Néanmoins les DRH peuvent enrayer ce phénomène en travaillant de concert avec les collaborateurs pour développer des offres de formation personnalisées, afin que les personnels concernés puissent acquérir de nouvelles compétences immédiatement applicables à leur pratique professionnelle. Il ressort de notre étude que 70% des collaborateurs pensent que le fait de pouvoir créer leur propre cursus éducatif, en choisissant leurs formations, les aidera à acquérir de nouvelles compétences utiles. Afin de remotiver leurs employés et de maximiser l’impact des programmes de formation et de développement, les DRH doivent donc s'assurer que le personnel compétent soit suffisamment impliqué en amont dans l’élaboration des programmes de formation pour acquérir des compétences pertinentes dans les domaines souhaités.

Former la main-d'œuvre de demain

Il n'est guère surprenant de constater que les travailleurs les plus jeunes sont les plus exposés au risque d’alimenter les statistiques de la "Grande Démission". Une enquête menée par Gartner révèle que plus de 84% des informaticiens âgés de 19 à 29 ans ont l’intention de changer d’emploi à plus au moins brève échéance.

La rétention des jeunes collaborateurs est un sujet de préoccupation croissant pour les entreprises. L'un des challenges auxquels sont confrontés les employeurs à l'heure actuelle est celui du vieillissement de la population. Avec la réduction de la population active, les entreprises se doivent de créer des opportunités de carrière durables pour les jeunes talents.

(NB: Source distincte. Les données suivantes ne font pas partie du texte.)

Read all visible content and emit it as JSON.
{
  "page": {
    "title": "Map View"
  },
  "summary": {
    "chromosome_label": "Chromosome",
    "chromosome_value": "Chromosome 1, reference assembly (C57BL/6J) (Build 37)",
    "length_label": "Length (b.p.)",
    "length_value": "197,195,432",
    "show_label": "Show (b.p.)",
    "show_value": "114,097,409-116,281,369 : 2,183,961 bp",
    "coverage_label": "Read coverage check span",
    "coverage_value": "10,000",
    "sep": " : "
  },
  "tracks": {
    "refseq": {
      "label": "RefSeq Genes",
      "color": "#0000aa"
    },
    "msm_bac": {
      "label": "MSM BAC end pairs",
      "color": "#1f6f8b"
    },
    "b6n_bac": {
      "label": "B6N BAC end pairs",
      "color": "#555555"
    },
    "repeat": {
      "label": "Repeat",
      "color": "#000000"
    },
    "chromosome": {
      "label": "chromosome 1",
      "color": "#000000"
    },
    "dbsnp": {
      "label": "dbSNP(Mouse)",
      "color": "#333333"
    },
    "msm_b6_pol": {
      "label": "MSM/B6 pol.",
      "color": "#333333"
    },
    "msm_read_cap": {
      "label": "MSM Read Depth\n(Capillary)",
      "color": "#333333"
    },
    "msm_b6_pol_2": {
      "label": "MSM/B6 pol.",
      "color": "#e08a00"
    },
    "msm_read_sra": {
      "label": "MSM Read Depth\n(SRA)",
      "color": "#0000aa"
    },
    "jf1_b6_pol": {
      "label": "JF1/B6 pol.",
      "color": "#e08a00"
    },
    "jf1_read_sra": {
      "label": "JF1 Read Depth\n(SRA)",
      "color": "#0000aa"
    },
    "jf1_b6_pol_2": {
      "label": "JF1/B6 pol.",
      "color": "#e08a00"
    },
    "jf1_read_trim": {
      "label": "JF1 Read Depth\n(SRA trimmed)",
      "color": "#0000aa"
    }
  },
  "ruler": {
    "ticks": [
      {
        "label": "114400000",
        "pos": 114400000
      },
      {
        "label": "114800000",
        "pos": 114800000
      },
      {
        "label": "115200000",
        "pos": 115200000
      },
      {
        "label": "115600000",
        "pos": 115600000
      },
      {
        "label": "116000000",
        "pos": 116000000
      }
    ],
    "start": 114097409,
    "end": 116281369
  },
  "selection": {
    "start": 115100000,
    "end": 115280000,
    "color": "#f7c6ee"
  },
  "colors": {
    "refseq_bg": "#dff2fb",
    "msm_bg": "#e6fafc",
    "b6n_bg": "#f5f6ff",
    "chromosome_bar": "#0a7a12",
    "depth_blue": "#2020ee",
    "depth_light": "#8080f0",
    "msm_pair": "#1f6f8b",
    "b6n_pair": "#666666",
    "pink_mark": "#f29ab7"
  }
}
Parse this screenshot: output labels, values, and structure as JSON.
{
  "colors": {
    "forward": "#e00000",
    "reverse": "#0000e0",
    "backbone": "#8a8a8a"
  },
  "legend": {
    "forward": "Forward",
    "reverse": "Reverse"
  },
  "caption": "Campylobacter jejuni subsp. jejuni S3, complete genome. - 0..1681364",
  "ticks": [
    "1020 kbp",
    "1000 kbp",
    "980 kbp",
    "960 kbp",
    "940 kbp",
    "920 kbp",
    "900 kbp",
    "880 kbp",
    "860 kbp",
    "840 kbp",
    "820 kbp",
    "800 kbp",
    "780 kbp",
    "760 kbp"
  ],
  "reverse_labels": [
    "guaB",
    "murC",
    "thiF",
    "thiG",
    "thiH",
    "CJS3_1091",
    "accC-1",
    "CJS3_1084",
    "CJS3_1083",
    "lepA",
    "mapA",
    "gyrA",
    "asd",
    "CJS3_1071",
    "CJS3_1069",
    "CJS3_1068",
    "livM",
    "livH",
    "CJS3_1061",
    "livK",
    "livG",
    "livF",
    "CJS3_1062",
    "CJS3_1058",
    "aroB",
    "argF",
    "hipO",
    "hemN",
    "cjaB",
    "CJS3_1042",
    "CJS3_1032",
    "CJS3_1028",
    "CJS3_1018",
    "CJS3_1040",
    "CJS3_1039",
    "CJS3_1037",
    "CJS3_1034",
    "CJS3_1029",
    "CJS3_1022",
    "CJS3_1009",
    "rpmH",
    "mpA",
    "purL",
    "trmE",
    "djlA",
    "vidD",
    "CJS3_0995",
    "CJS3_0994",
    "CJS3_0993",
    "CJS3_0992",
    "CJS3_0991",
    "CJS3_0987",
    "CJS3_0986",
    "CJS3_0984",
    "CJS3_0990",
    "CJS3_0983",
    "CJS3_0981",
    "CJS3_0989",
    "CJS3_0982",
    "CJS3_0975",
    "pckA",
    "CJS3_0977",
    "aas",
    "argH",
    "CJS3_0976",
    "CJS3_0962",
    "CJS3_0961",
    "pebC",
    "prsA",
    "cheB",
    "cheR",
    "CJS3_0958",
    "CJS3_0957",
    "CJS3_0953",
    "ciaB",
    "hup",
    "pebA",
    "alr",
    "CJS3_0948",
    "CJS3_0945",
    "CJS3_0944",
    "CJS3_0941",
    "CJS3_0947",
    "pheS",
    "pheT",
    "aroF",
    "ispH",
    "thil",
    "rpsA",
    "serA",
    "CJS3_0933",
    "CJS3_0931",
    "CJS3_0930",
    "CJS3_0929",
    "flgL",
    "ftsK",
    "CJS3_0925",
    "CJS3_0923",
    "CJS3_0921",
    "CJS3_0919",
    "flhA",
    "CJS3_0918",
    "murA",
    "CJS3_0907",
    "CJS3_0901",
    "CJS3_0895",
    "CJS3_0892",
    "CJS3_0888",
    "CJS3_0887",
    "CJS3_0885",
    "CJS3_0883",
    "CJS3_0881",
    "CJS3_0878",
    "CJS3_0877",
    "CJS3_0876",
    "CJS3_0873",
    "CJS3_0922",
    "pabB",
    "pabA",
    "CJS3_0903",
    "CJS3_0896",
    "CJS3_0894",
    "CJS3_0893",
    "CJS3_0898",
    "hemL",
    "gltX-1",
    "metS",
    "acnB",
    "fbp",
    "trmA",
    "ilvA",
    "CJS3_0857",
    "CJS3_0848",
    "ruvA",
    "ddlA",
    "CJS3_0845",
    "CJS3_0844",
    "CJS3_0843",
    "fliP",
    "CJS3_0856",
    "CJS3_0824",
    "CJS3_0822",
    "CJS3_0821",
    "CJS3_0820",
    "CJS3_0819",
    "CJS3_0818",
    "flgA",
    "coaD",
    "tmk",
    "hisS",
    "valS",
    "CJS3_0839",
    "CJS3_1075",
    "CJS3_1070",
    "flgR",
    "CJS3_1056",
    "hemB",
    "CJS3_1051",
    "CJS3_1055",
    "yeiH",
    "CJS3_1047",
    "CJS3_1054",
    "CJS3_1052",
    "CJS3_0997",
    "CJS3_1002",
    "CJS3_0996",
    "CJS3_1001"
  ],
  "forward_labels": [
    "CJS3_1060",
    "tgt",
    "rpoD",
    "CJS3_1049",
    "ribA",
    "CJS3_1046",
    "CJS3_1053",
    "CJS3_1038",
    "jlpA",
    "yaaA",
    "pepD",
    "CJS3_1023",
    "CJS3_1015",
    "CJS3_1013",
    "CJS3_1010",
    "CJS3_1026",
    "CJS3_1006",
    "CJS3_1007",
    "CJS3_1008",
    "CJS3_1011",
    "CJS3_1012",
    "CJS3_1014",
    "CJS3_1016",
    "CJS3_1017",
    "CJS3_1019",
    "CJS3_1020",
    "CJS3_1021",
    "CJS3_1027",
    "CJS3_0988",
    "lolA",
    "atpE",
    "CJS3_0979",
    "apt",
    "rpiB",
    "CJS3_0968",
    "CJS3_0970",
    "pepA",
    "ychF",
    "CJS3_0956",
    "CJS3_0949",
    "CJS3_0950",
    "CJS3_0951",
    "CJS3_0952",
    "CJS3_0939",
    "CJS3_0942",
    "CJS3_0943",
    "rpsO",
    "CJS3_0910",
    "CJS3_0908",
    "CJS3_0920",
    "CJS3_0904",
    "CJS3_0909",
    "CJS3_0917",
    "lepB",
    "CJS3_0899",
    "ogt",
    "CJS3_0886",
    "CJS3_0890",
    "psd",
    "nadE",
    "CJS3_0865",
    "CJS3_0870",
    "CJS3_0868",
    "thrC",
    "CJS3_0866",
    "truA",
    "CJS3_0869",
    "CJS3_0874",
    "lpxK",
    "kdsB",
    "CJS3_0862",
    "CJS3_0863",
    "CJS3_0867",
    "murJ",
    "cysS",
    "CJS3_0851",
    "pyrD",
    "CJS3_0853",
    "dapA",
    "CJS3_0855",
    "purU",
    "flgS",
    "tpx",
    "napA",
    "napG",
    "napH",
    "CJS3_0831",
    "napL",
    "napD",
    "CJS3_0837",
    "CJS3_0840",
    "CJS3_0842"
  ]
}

Les jeunes d’aujourd’hui sont bien conscients de leur valeur sur le marché du travail et leur loyauté envers leur employeur est loin d’être acquise. Notre récente étude révèle que 57% des 18-29 ans et 65% des 30-49 ans estiment que les entreprises doivent investir dans leur avenir en leur offrant une formation qualifiante.

Si la vague actuelle de démissions n'est peut-être qu'un effet à court terme de la sortie de crise sanitaire, le vieillissement de la population active n'est pas un problème pouvant être résolu du jour au lendemain. Afin de conserver des effectifs compétents, motivés et épanouis, les entreprises doivent agir dès maintenant et investir dans des stratégies à long terme pour faire évoluer les compétences de leurs collaborateurs.